South Korea's stock market risks surge as semiconductor bets spiral
Financial risks are growing in South Korea as speculative trading surges across its stock market. From leveraged products to record-high margin loans, investors are betting heavily on tech giants like Samsung Electronics and SK hynix. Now, warnings are emerging about the potential fallout if the semiconductor boom turns sour. The Korean government is set to permit high-multiple leveraged products linked to Samsung and SK hynix. This move comes as stock lending balances have ballooned to 180 trillion won, while outstanding margin loans now sit at around 36 trillion won. Trading in leveraged ETFs has also exploded, with turnover hitting 70 percent this year—far above typical levels.

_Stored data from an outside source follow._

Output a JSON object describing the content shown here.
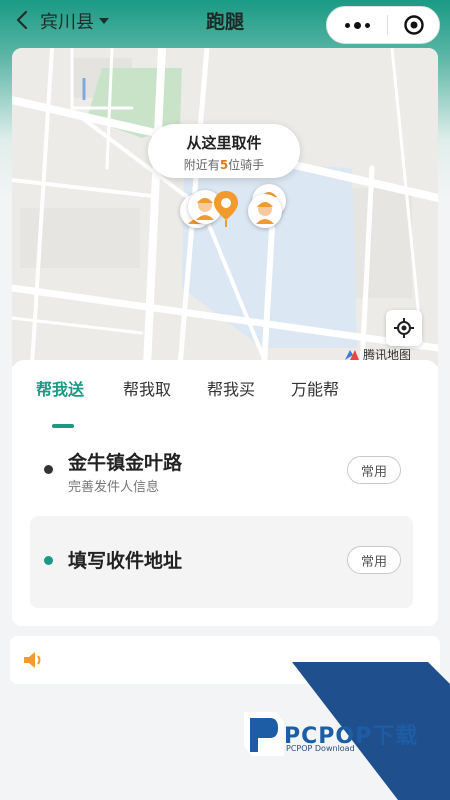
{
  "header": {
    "region": "宾川县",
    "title": "跑腿"
  },
  "map": {
    "bubble_title": "从这里取件",
    "bubble_prefix": "附近有",
    "bubble_count": "5",
    "bubble_suffix": "位骑手",
    "logo_text": "腾讯地图"
  },
  "tabs": [
    {
      "label": "帮我送",
      "active": true
    },
    {
      "label": "帮我取",
      "active": false
    },
    {
      "label": "帮我买",
      "active": false
    },
    {
      "label": "万能帮",
      "active": false
    }
  ],
  "pickup": {
    "address": "金牛镇金叶路",
    "hint": "完善发件人信息",
    "common_label": "常用",
    "bullet_color": "#333333"
  },
  "dropoff": {
    "placeholder": "填写收件地址",
    "common_label": "常用",
    "bullet_color": "#1a9a84"
  },
  "watermark": {
    "brand": "PCPOP下载",
    "sub": "PCPOP Download"
  },
  "colors": {
    "accent": "#1a9a84",
    "rider_count": "#e07a1c",
    "pin": "#f29a2e"
  }
}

Net short-selling has climbed to roughly 28 trillion won, signalling rising bets against the market. Meanwhile, the National Pension Service (NPS) has exceeded its domestic equity target by over 10 percentage points. If the NPS adjusts its holdings, a major selloff could follow, adding pressure to an already volatile market. The Buffett Indicator—a measure of market valuation—has surpassed 200 percent in Korea, matching levels seen in the US. This surge aligns with Warren Buffett’s recent warning that global markets have reached a 'gambling frenzy' peak. With so much capital tied to the semiconductor sector, a downturn could threaten the retirement savings of ordinary Koreans.
The combination of high leverage, speculative trading, and stretched valuations raises concerns about market stability. Should the semiconductor super-cycle weaken, the consequences could ripple through pensions and household finances. Regulators and investors are now watching closely for signs of a correction.